Wolter von Plettenbergs Wirken verdankte Livland eine fast sechzigjährige Friedenszeit, die zu einer günstigen ökonomischen und demographischen Entwicklung auf dem Gebiet der heutigen Staaten Estland und Lettland führte. Erst 1558, 23 Jahre nach Plettenbergs Tod, eröffnete Iwan IV. von Moskau den Livländischen Krieg, der 1561 zum Untergang Altlivlands führen sollte.

Mit großem Recht wurde diese Skulptur also im Jahr 2016 über dem prächtig restauriert Eingangsportal der inneren Burg in Form einer Nachbildung erneuert (Yt2016, b). (Weitere Abbildungen sind zu finden über Bildersuche "Madonnas un Pletenberga skulptūras".)

Alle Souveräne des Landes Livland bis heute - darunter über die Jahrhunderte hinweg auch mancher Vorfahre des Verfassers dieser Zeilen - mögen unter dieser Skulptur hindurch geschritten sein, wenn sie die innere Burg betraten.
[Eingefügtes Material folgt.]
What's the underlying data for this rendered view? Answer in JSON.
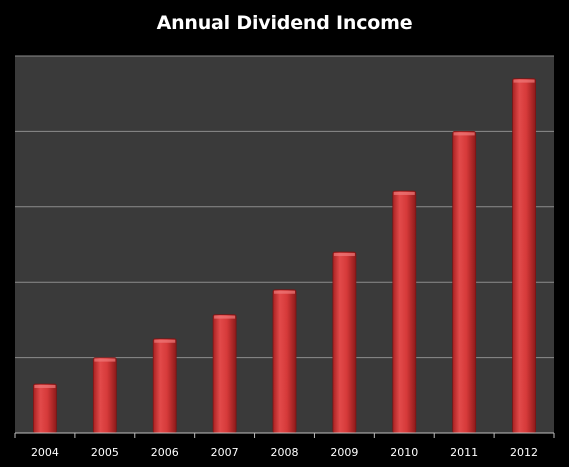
{
  "chart_data": {
    "type": "bar",
    "title": "Annual Dividend Income",
    "categories": [
      "2004",
      "2005",
      "2006",
      "2007",
      "2008",
      "2009",
      "2010",
      "2011",
      "2012"
    ],
    "values": [
      0.65,
      1.0,
      1.25,
      1.57,
      1.9,
      2.4,
      3.21,
      4.0,
      4.7
    ],
    "ylim": [
      0,
      5
    ],
    "grid": true,
    "ylabel": "",
    "xlabel": "",
    "bar_color": "#d63a3a",
    "plot_background": "#3a3a3a",
    "gridline_color": "#8c8c8c"
  }
}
Sie dürfte allezeit eine mahnende Erinnerung an einen segensreichen Landmeister gewesen sein.

Abb. 5: Plettenberg-Skulptur (Kopie) über dem renovierten Portal der Burg Riga (seit 2016) - zusammen mit einer Marienfigur (ebenfalls Kopie)

1562 hat Gotthard Kettler, der letzte Meister des Livländischen Ordens in den Räumlichkeiten der Ordensburg Riga die Insignien des Ordens an den Vertreter des polnischen Königs, Nikolai Radziwiłł (1515-1565) (Wiki) übergeben. Damit endete die Geschichte des Livländischen Ordens. Am 12. März 1581 traf König Stefan Bathory auf der Rigaer Burg ein und legte den Treueeid auf die Freie Stadt Riga ab. 
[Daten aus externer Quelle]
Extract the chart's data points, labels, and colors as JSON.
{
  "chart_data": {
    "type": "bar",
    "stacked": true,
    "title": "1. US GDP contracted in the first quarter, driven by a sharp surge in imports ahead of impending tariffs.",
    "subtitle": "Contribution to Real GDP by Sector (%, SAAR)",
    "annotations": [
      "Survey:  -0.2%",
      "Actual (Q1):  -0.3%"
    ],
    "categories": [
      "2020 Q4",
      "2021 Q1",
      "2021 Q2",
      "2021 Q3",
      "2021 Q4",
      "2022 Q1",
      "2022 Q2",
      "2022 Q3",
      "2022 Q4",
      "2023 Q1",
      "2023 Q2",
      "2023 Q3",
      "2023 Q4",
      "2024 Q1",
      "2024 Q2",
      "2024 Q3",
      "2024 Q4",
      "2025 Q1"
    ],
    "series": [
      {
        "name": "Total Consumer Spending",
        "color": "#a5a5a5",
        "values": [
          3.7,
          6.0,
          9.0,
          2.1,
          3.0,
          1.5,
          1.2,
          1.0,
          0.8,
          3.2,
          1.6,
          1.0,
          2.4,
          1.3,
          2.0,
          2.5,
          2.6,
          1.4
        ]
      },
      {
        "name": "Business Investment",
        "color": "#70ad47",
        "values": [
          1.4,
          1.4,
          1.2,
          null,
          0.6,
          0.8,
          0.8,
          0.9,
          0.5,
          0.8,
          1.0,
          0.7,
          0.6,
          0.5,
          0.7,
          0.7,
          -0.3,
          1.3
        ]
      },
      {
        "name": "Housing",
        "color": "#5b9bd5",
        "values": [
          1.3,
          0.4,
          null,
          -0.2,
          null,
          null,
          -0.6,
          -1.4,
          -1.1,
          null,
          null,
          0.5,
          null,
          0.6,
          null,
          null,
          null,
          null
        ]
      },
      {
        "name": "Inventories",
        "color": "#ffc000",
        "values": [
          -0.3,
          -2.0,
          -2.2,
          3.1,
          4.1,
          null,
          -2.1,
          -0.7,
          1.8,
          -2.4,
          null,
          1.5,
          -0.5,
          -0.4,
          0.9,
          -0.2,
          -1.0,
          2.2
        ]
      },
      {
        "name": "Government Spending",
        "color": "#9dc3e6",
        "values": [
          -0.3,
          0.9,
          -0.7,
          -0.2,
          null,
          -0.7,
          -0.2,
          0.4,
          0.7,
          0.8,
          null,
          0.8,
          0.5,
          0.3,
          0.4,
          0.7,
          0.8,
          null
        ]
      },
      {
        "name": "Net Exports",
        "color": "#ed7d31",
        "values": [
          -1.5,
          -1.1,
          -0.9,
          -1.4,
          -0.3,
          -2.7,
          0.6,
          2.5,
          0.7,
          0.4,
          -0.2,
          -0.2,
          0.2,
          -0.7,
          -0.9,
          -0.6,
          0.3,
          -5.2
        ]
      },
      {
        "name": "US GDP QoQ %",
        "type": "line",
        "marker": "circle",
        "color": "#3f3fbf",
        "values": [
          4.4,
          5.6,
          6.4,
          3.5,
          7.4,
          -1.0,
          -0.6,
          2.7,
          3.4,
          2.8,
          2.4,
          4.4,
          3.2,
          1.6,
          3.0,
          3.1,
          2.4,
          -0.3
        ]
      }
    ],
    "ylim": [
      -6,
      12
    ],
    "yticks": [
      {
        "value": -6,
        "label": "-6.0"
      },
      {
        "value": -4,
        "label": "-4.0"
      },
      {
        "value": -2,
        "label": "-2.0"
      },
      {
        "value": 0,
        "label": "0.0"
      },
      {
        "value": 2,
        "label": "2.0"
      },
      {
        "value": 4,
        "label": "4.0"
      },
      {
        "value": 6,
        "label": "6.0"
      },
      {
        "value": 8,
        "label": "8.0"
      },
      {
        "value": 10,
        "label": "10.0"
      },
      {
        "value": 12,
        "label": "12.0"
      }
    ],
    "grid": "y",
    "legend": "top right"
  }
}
Nnur ganz wenige Stationen aus der reichen und wechselhaften Geschichte dieser Burg und der dazu gehörtigen Stadt und des Landes sollen damit genannt sein.
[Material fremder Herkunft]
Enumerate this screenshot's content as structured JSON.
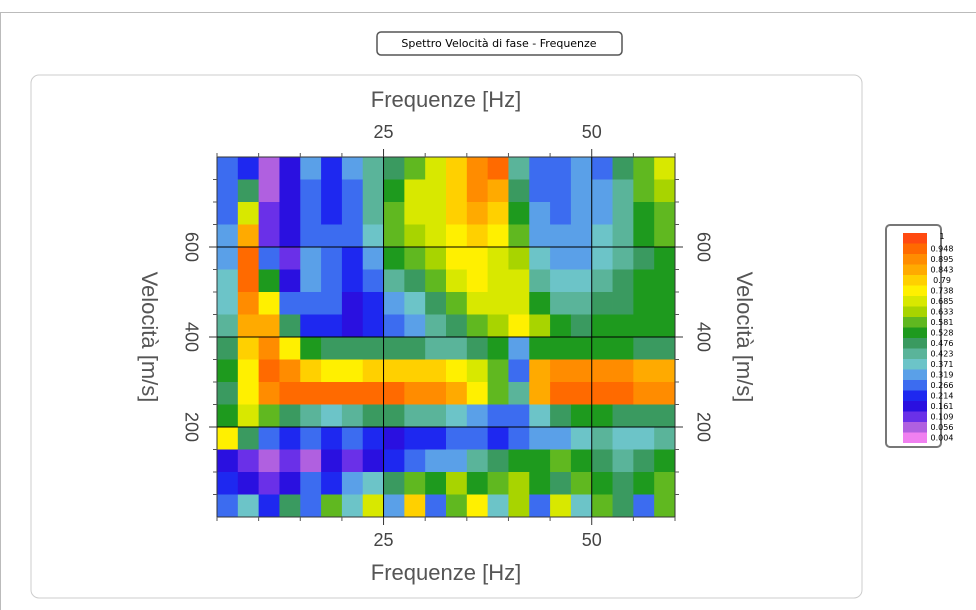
{
  "chart_data": {
    "type": "heatmap",
    "title": "Spettro Velocità di fase - Frequenze",
    "x_label": "Frequenze [Hz]",
    "y_label": "Velocità [m/s]",
    "xlim": [
      5,
      60
    ],
    "ylim": [
      0,
      800
    ],
    "xticks": [
      25,
      50
    ],
    "yticks": [
      200,
      400,
      600
    ],
    "xminorticks": [
      5,
      10,
      15,
      20,
      30,
      35,
      40,
      45,
      55,
      60
    ],
    "yminorticks": [
      50,
      100,
      150,
      250,
      300,
      350,
      450,
      500,
      550,
      650,
      700,
      750
    ],
    "grid": true,
    "x": [
      6.25,
      8.75,
      11.25,
      13.75,
      16.25,
      18.75,
      21.25,
      23.75,
      26.25,
      28.75,
      31.25,
      33.75,
      36.25,
      38.75,
      41.25,
      43.75,
      46.25,
      48.75,
      51.25,
      53.75,
      56.25,
      58.75
    ],
    "y": [
      775,
      725,
      675,
      625,
      575,
      525,
      475,
      425,
      375,
      325,
      275,
      225,
      175,
      125,
      75,
      25
    ],
    "z": [
      [
        0.3,
        0.25,
        0.1,
        0.2,
        0.35,
        0.25,
        0.35,
        0.45,
        0.5,
        0.6,
        0.7,
        0.8,
        0.9,
        0.95,
        0.45,
        0.3,
        0.3,
        0.35,
        0.3,
        0.5,
        0.6,
        0.7
      ],
      [
        0.3,
        0.5,
        0.1,
        0.2,
        0.3,
        0.25,
        0.3,
        0.45,
        0.55,
        0.7,
        0.7,
        0.8,
        0.9,
        0.85,
        0.5,
        0.3,
        0.3,
        0.35,
        0.35,
        0.45,
        0.6,
        0.65
      ],
      [
        0.3,
        0.7,
        0.12,
        0.18,
        0.3,
        0.25,
        0.3,
        0.45,
        0.6,
        0.7,
        0.72,
        0.8,
        0.85,
        0.8,
        0.55,
        0.35,
        0.3,
        0.35,
        0.35,
        0.45,
        0.55,
        0.6
      ],
      [
        0.35,
        0.85,
        0.15,
        0.2,
        0.3,
        0.28,
        0.3,
        0.4,
        0.6,
        0.65,
        0.7,
        0.78,
        0.8,
        0.75,
        0.6,
        0.35,
        0.35,
        0.35,
        0.4,
        0.45,
        0.55,
        0.6
      ],
      [
        0.35,
        0.95,
        0.3,
        0.15,
        0.35,
        0.3,
        0.25,
        0.35,
        0.55,
        0.62,
        0.68,
        0.74,
        0.78,
        0.72,
        0.65,
        0.4,
        0.35,
        0.35,
        0.4,
        0.45,
        0.5,
        0.55
      ],
      [
        0.4,
        0.95,
        0.55,
        0.2,
        0.35,
        0.3,
        0.25,
        0.3,
        0.45,
        0.5,
        0.6,
        0.7,
        0.75,
        0.7,
        0.7,
        0.45,
        0.4,
        0.4,
        0.45,
        0.5,
        0.55,
        0.55
      ],
      [
        0.4,
        0.9,
        0.75,
        0.3,
        0.3,
        0.3,
        0.2,
        0.25,
        0.35,
        0.4,
        0.5,
        0.6,
        0.7,
        0.7,
        0.72,
        0.55,
        0.45,
        0.45,
        0.5,
        0.5,
        0.55,
        0.55
      ],
      [
        0.45,
        0.85,
        0.85,
        0.5,
        0.25,
        0.25,
        0.2,
        0.25,
        0.3,
        0.35,
        0.45,
        0.5,
        0.6,
        0.65,
        0.78,
        0.65,
        0.55,
        0.5,
        0.55,
        0.55,
        0.55,
        0.55
      ],
      [
        0.5,
        0.8,
        0.9,
        0.75,
        0.55,
        0.5,
        0.5,
        0.5,
        0.5,
        0.5,
        0.45,
        0.45,
        0.5,
        0.55,
        0.35,
        0.55,
        0.55,
        0.55,
        0.55,
        0.55,
        0.5,
        0.5
      ],
      [
        0.55,
        0.75,
        0.95,
        0.9,
        0.8,
        0.78,
        0.78,
        0.8,
        0.82,
        0.82,
        0.8,
        0.78,
        0.72,
        0.6,
        0.3,
        0.85,
        0.9,
        0.92,
        0.92,
        0.9,
        0.88,
        0.85
      ],
      [
        0.5,
        0.75,
        0.9,
        0.95,
        0.97,
        0.97,
        0.97,
        0.97,
        0.95,
        0.92,
        0.9,
        0.85,
        0.75,
        0.6,
        0.45,
        0.85,
        0.95,
        0.97,
        0.97,
        0.95,
        0.92,
        0.9
      ],
      [
        0.55,
        0.7,
        0.6,
        0.5,
        0.45,
        0.4,
        0.45,
        0.5,
        0.5,
        0.45,
        0.45,
        0.4,
        0.35,
        0.3,
        0.3,
        0.4,
        0.5,
        0.55,
        0.55,
        0.5,
        0.5,
        0.5
      ],
      [
        0.75,
        0.5,
        0.3,
        0.25,
        0.3,
        0.25,
        0.3,
        0.25,
        0.2,
        0.25,
        0.25,
        0.3,
        0.3,
        0.25,
        0.3,
        0.35,
        0.35,
        0.4,
        0.45,
        0.4,
        0.4,
        0.45
      ],
      [
        0.2,
        0.15,
        0.1,
        0.15,
        0.1,
        0.2,
        0.15,
        0.2,
        0.25,
        0.3,
        0.35,
        0.35,
        0.45,
        0.5,
        0.55,
        0.55,
        0.6,
        0.55,
        0.5,
        0.45,
        0.5,
        0.55
      ],
      [
        0.25,
        0.2,
        0.15,
        0.2,
        0.3,
        0.25,
        0.35,
        0.4,
        0.5,
        0.6,
        0.55,
        0.65,
        0.55,
        0.6,
        0.65,
        0.55,
        0.5,
        0.6,
        0.55,
        0.5,
        0.55,
        0.6
      ],
      [
        0.3,
        0.4,
        0.25,
        0.5,
        0.3,
        0.6,
        0.4,
        0.7,
        0.35,
        0.8,
        0.3,
        0.6,
        0.75,
        0.4,
        0.65,
        0.3,
        0.7,
        0.4,
        0.6,
        0.5,
        0.3,
        0.6
      ]
    ],
    "colorscale": [
      {
        "value": 1,
        "color": "#ff4a10"
      },
      {
        "value": 0.948,
        "color": "#ff6a00"
      },
      {
        "value": 0.895,
        "color": "#ff8c00"
      },
      {
        "value": 0.843,
        "color": "#ffaa00"
      },
      {
        "value": 0.79,
        "color": "#ffd000"
      },
      {
        "value": 0.738,
        "color": "#fff000"
      },
      {
        "value": 0.685,
        "color": "#d8e800"
      },
      {
        "value": 0.633,
        "color": "#a8d400"
      },
      {
        "value": 0.581,
        "color": "#60b820"
      },
      {
        "value": 0.528,
        "color": "#1e9a1e"
      },
      {
        "value": 0.476,
        "color": "#3a9a60"
      },
      {
        "value": 0.423,
        "color": "#5ab49a"
      },
      {
        "value": 0.371,
        "color": "#6cc4c8"
      },
      {
        "value": 0.319,
        "color": "#5aa0e8"
      },
      {
        "value": 0.266,
        "color": "#3c6cf0"
      },
      {
        "value": 0.214,
        "color": "#1e28f0"
      },
      {
        "value": 0.161,
        "color": "#2a10e0"
      },
      {
        "value": 0.109,
        "color": "#6a30e8"
      },
      {
        "value": 0.056,
        "color": "#b060e0"
      },
      {
        "value": 0.004,
        "color": "#f080f0"
      }
    ]
  }
}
So wie sich die aufstrebenden, reichen deutschen Handelsstädte des Weichselraumes schon früh um Hilfe an den polnischen König gewandt hatten, um die ihnen drückend und unzeitgemäß erscheinende Ordensherrschaft abzuwerfen, so hatten sich schließlich auch wenigstens Teile der Landstände in Kurland und Livland an den polnischen König gewandt, um eine möglichst weitgehende politische Selbstständigkeit gegenüber dem Zaren von Rußland wie gegenüber dem König von Schweden bewahren zu können.

Abb. 6: Der Innenhof der einstigen Ordensburg zu Riga, links Plettenberg-Portal (etwa 2015/16)

Viel Ruhm hatte sich damals an die Fahnen des Königsreiches Polen-Litauen geheftet. 1558 bis 1583 wurde um den Besitz Livlands der Livländische Krieg (Wiki) geführt. 

Indem wir nun die Aufmerksamkeit auf die Tatsache richten, daß der schon genannte polnische König Stephan Bathory Jesuitenschüler war (Honselmann1963) und auch einen Jesuiten als Beichtvater hatte (Helk1963), nämlich den Jesuiten Peter (Piotr) Skarga (1536-1612) (Wiki, engl, pol), stoßen wir nun gleich in das Zentrum derjenigen Kräfte vor, von denen die größte "Unruhe" in jenen Zeiten in Europa ausging: die Jesuiten.  

Im Kampf um die Ausrottung der Ketzer - Der Jesuit Peter Skarga

Dieser Piotr Skarga wurde ab 1587 auch der Hofprediger und politische Berater des nachfolgenden polnischen Königs Sigismund III. Wasa (Wiki):

Der polnische Adel schrieb ihm großen Einfluß auf König Sigismund zu.

Auf dem polnischen Wikipedia lesen wir über Skarga (Wiki):

Er trat als der Gründer vieler Jesuitenkollegien auf, zum Beispiel in Połock (er war hier der erste Rektor, 1582-1586), in Riga, in Dorpat und in Lublin. Er war der erste Rektor der Wilnaer Akademie (1579-1584). Ab 1588 diente er 24 Jahre lang als Hofprediger von Sigismund III. Wasa, der ihn wegen seiner außergewöhnlichen Persönlichkeit und seiner Redegewandtheit schätzte. (...) Skarga predigte die Enthaltsamkeit und Askese, wies auf die Bedeutung des Zölibats und der Pilgerfahrten hin. (...) Er wies auf die Notwendigkeit hin, die Ketzerei auszurotten, um einen starken Staat zu erneuern.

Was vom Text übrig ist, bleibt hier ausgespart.